16 FEBRUARY 1940, Page 16

" And then," my friend continued, " there was something

else which is difficult to identify or define. It was a general conception that Europe constitutes an entity known as The Old World' which is more or less of a homogeneous nature. These young people are inclined to speak of `Europe' as we used, before 1914, to speak of The Balkans,' namely as a small, pugnacious, backward and extremely quarrelsome geographical unit. Just as before the first German war we ignored the differences in quality between Turkish imperial- ism, Greek individualism, Serbian irredentism, Bulgarian nationalism and Rumanian culture, blurring them into the generic term The Balkans,' in which right and wrong were almost evenly distributed, so also do the Americans today seek to blur, by misusing the term Europe;' what seems to us the tremendous distinctions between the democracies and the totalitarian States." " But," I objected, " they were acutely aware of these distinctions at the time of Munich, when they were so angry with us for not going to war." " Today," he said, sadly, " this has altered. They know that we are in the right and they want us to win.
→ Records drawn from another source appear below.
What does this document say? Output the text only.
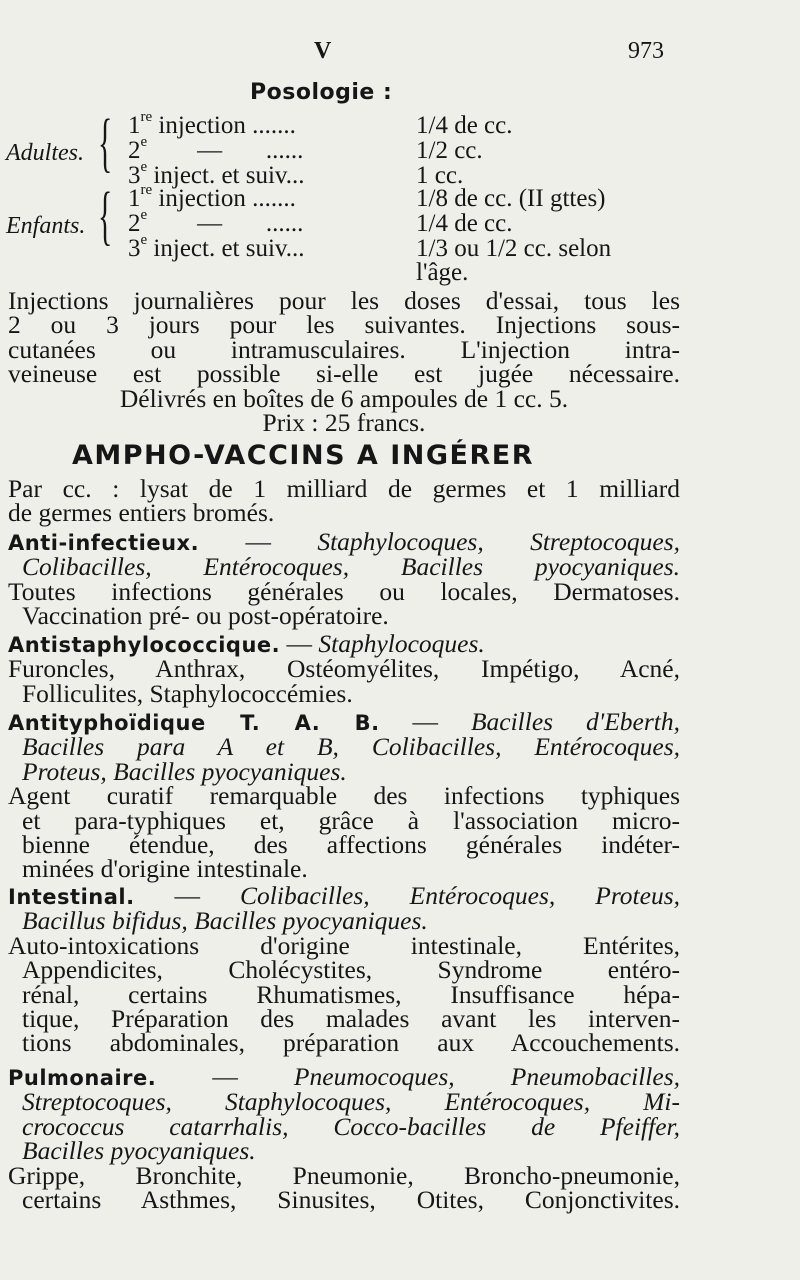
V	973
Posologie :
Adultes. { 1re injection .......	1/4 de cc.
2e        —       ......	1/2 cc.
3e inject. et suiv...	1 cc.
Enfants. { 1re injection .......	1/8 de cc. (II gttes)
2e        —       ......	1/4 de cc.
3e inject. et suiv...	1/3 ou 1/2 cc. selon
l'âge.
Injections journalières pour les doses d'essai, tous les
2 ou 3 jours pour les suivantes. Injections sous-
cutanées ou intramusculaires. L'injection intra-
veineuse est possible si-elle est jugée nécessaire.
Délivrés en boîtes de 6 ampoules de 1 cc. 5.
Prix : 25 francs.
AMPHO-VACCINS A INGÉRER
Par cc. : lysat de 1 milliard de germes et 1 milliard
de germes entiers bromés.
Anti-infectieux. — Staphylocoques, Streptocoques,
Colibacilles, Entérocoques, Bacilles pyocyaniques.
Toutes infections générales ou locales, Dermatoses.
Vaccination pré- ou post-opératoire.
Antistaphylococcique. — Staphylocoques.
Furoncles, Anthrax, Ostéomyélites, Impétigo, Acné,
Folliculites, Staphylococcémies.
Antityphoïdique T. A. B. — Bacilles d'Eberth,
Bacilles para A et B, Colibacilles, Entérocoques,
Proteus, Bacilles pyocyaniques.
Agent curatif remarquable des infections typhiques
et para-typhiques et, grâce à l'association micro-
bienne étendue, des affections générales indéter-
minées d'origine intestinale.
Intestinal. — Colibacilles, Entérocoques, Proteus,
Bacillus bifidus, Bacilles pyocyaniques.
Auto-intoxications d'origine intestinale, Entérites,
Appendicites, Cholécystites, Syndrome entéro-
rénal, certains Rhumatismes, Insuffisance hépa-
tique, Préparation des malades avant les interven-
tions abdominales, préparation aux Accouchements.
Pulmonaire. — Pneumocoques, Pneumobacilles,
Streptocoques, Staphylocoques, Entérocoques, Mi-
crococcus catarrhalis, Cocco-bacilles de Pfeiffer,
Bacilles pyocyaniques.
Grippe, Bronchite, Pneumonie, Broncho-pneumonie,
certains Asthmes, Sinusites, Otites, Conjonctivites.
But they realise that it would all be so much easier for them if we were in the wrong. They welcome with delight any argument which seems to suggest insincerity on our part or which throws doubt upon our democratic purity. There is an enormous amount of nonsense talked about Finnish imperialism,' about the British governing classes,' or the influence of big business upon Mr. Chamberlain' ; and always, insistently, there is this preoccupation with India."